I am trying to find a generator formula for the discriminant of a polynomial and believe it would be an interesting problem for the Mathematica community to know how to automate evaluation of certain terms to discover an algorithm.
I am looking at the discriminant evaluated by
parnum = 4;
parint = 1;
(m = Array[Subscript[a, ##] &, {parnum, parnum}]);
(m = m /. Subscript[a, i_, j_] :> Subscript[a, j, i] /; j < i) //
MatrixForm;
b = Array[Subscript[be, # - 1] &, {parnum, 1}];
b = b /. {Subscript[be, 0] -> 1,
Subscript[be, k_] :> (-1)*Subscript[be, k] /; k > 0};
p = Transpose[b].m.b;
Collect[(1/4)*Discriminant[p, Subscript[be, parint]], Subscript[be, 2]]
(mi = Minors[m, 2]);
Minors[m, 2] // MatrixForm;
which gives me a certain discriminant \begin{eqnarray} -M_{11} - \beta_{2}^{2} M_{44} - 2 \beta_{2} M_{14} - \beta^{2}_{3} M_{55} - 2 \beta_{3} M_{15} - 2 \beta_2 \beta_3 M_{45}. \end{eqnarray} The $M_{i,j}$ expressions correspond to entries of the matrix of second minors.
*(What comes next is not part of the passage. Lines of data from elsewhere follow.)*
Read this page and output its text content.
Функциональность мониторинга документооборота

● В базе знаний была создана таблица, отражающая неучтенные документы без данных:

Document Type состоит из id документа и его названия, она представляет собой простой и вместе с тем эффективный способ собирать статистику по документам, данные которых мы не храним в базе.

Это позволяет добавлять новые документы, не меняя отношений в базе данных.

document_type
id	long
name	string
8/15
Now, I am wondering if you guys could help me use FindSequenceFunction or a related function to somehow build code that allows me increase the dimensionality of the matrix denoted by parnum and the parameter I am solving for denoted by parint and also to recognize the ensuing pattern?
The above discriminant then follows a certain pattern that always involves the same generating formula, which can be written as a series expansion or rather four separate ones as outlined below.
Now similar approaches have been discussed here for a polynomial and here for integration but here I would like to have my discriminants expressed as a series of elements of the matrix of second minors.
One can quickly note that the structure of the formula is quite simple. It consists of
- an intercept
- a quadratic term in all the parameters I am not solving for
- an interaction term, i.e. multiplication of all parameters
- and linear terms for each parameter.